Jewish Tradition
Jewish tradition too, has attempted to define certain practices as "magic". Some Talmudic teachers (and many Greeks and Romans) considered Jesus a magician, and magical books such as the Testament of Solomon and the Eighth Book of Moses were ascribed to Solomon and Moses in antiquity. The Wisdom of Solomon, a book considered apocryphal by many contemporary Jews and Christians (probably composed in the 1st century BCE) claims that
- God… gave me true knowledge of things, as they are: an understanding of the structure of the world and the way in which elements work, the beginning and the end of eras and what lies in-between… the cycles of the years and the constellations… the thoughts of men… the power of spirits… the virtue of roots… I learned it all, secret or manifest.

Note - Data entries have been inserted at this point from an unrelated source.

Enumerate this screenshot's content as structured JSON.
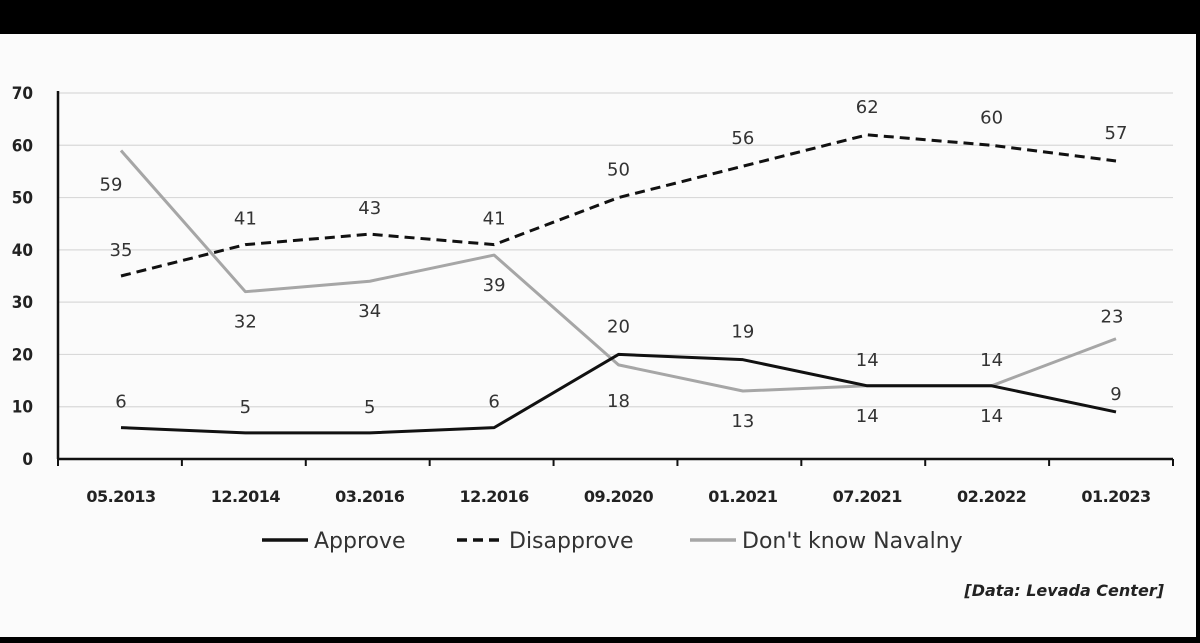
{
  "chart_data": {
    "type": "line",
    "x": [
      "05.2013",
      "12.2014",
      "03.2016",
      "12.2016",
      "09.2020",
      "01.2021",
      "07.2021",
      "02.2022",
      "01.2023"
    ],
    "ylim": [
      0,
      70
    ],
    "yticks": [
      0,
      10,
      20,
      30,
      40,
      50,
      60,
      70
    ],
    "grid": true,
    "legend_position": "bottom",
    "series": [
      {
        "name": "Approve",
        "values": [
          6,
          5,
          5,
          6,
          20,
          19,
          14,
          14,
          9
        ],
        "color": "#111111",
        "style": "solid"
      },
      {
        "name": "Disapprove",
        "values": [
          35,
          41,
          43,
          41,
          50,
          56,
          62,
          60,
          57
        ],
        "color": "#111111",
        "style": "dashed"
      },
      {
        "name": "Don't know Navalny",
        "values": [
          59,
          32,
          34,
          39,
          18,
          13,
          14,
          14,
          23
        ],
        "color": "#a6a6a6",
        "style": "solid"
      }
    ],
    "source": "[Data: Levada Center]"
  }
}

Thus Solomon was seen as the greatest scientist, but also the greatest occultist of his time, learned in astrology, plant magic, daemonology, divination, and ta physika (science). These are the central aims of magic as an independent tradition - knowledge and power and control of the mysteries of the cosmos. Such aims can be viewed negatively or positively by ancient authors. The Jewish historian Josephus for example, writes that: "God gave him knowledge of the art that is used against daemons, in order to heal and benefit men". Elsewhere however, "…there was an Egyptian false prophet that did the Jews more mischief…for he was a cheat…" The idea of magic can thus be an idiom loosely defined in ancient thinking. But whether magic is viewed negatively or positively the substance of it as a practice can be drawn out. That is, that magic was a practice aimed at trying to locate and control the secret forces of the cosmos, and the sympathies and antipathies that were seen to make up these forces.